Глухое ворчание было ей ответом. Ворчание – и лязг цепи, достаточно большой, чтобы удержать слона.

– Ну, что же ты, путник? – чуть громче сказала невидимая в пещерном мраке женщина. – Заходи, не бойся – пёсик тебя не тронет.

«Пёсик», – не сдержавшись, фыркнул Гейр. И, оставив Хрунтинг в покое, шагнул вперёд.

И сразу остановился, словно натолкнувшись на стену, ибо перед ним стояла, заинтересованно глядя на него сверху вниз, настоящая йотунша. Света – или того, что в Нифльхейме можно было назвать светом – едва хватало, чтобы видеть её; тем не менее Ингард сумел рассмотреть её действительно женскую, хоть и несколько коренастую, фигуру, вполне человеческое, даже миловидное лицо и две длинных, тяжёлых косы, переброшенных на высокую грудь. Одета великанша была в обычное платье, какие носили все девушки в Норвегии и Исландии, и только её рост, более чем вдвое превосходящий рост норвежца, заставлял вспомнить о том, что она – не человек. А из-под её руки с голодным блеском в слабо фосфоресцирующих глазах на Гейра взирала огромная собака, по сравнению с которой даже самый матерый бык выглядел бы молочным теленком.

– Так-так, кто у нас тут? – почти нежно проворковала великанша, наклоняясь, чтобы лучше видеть. Но внезапно отпрянула, будто обжегшись, и с удивлением, почти испуганно, воскликнула:

– Ты… живой?!

Не зная, что ответить на это, Гейр лишь развёл руками.

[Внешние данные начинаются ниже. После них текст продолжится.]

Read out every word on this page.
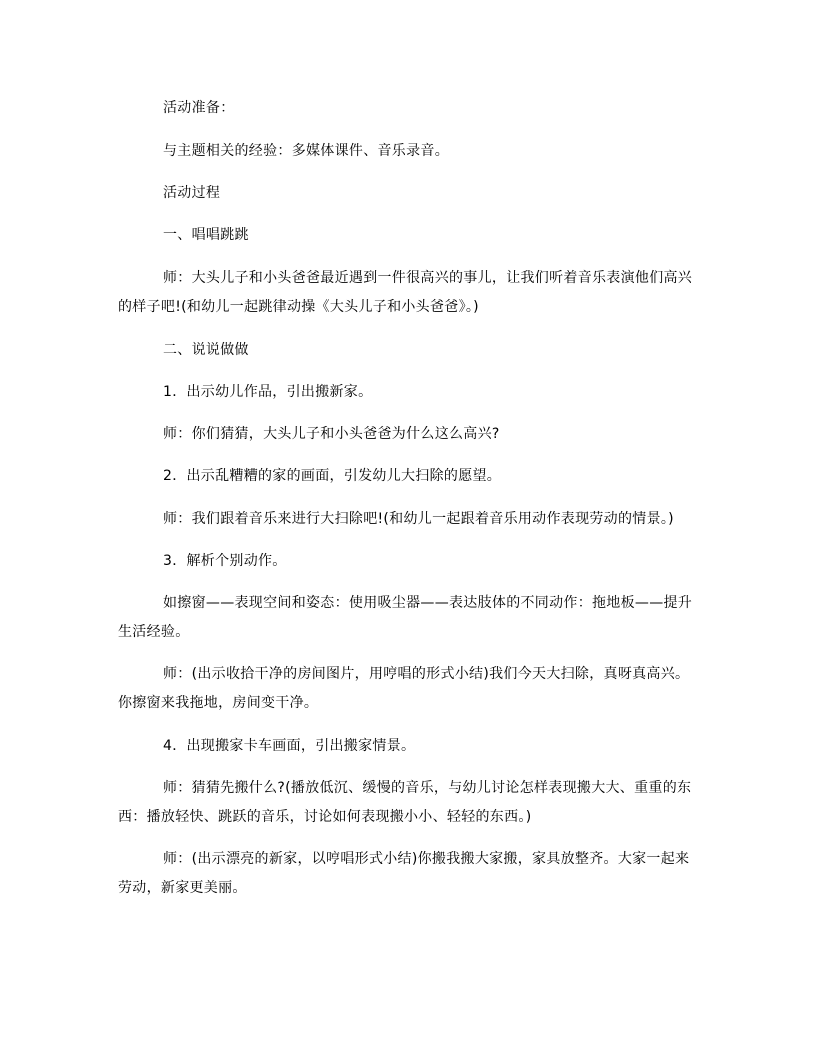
活动准备：

与主题相关的经验：多媒体课件、音乐录音。

活动过程

一、唱唱跳跳

师：大头儿子和小头爸爸最近遇到一件很高兴的事儿，让我们听着音乐表演他们高兴的样子吧!(和幼儿一起跳律动操《大头儿子和小头爸爸》。)

二、说说做做

1．出示幼儿作品，引出搬新家。

师：你们猜猜，大头儿子和小头爸爸为什么这么高兴?

2．出示乱糟糟的家的画面，引发幼儿大扫除的愿望。

师：我们跟着音乐来进行大扫除吧!(和幼儿一起跟着音乐用动作表现劳动的情景。)

3．解析个别动作。

如擦窗——表现空间和姿态：使用吸尘器——表达肢体的不同动作：拖地板——提升生活经验。

师：(出示收拾干净的房间图片，用哼唱的形式小结)我们今天大扫除，真呀真高兴。你擦窗来我拖地，房间变干净。

4．出现搬家卡车画面，引出搬家情景。

师：猜猜先搬什么?(播放低沉、缓慢的音乐，与幼儿讨论怎样表现搬大大、重重的东西：播放轻快、跳跃的音乐，讨论如何表现搬小小、轻轻的东西。)

师：(出示漂亮的新家，以哼唱形式小结)你搬我搬大家搬，家具放整齐。大家一起来劳动，新家更美丽。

– Действительно, живой, – недоверчиво качая головой, повторила йотунша, словно пробуя это непривычное для нее слово на вкус. – Давненько к нам в Гнипахеллир не залетала такая птица…

И вдруг она всплеснула руками, с негодованием воскликнув:

– Нет, Гарм, это Сурт знает что такое! Воистину, близятся последние времена, если по Нифльхейму, словно у себя дома, начинают бродить живые!

– Еда, – неожиданно распахнув свою невероятную пасть, вполне отчетливо заявил пес. И сделал шаг вперёд, недвусмысленно облизываясь.

– Умерь свой пыл, Гарм, – остановила его великанша. – Я думаю, у него есть веская причина заявиться сюда, и было бы невежливым хотя бы не выслушать его.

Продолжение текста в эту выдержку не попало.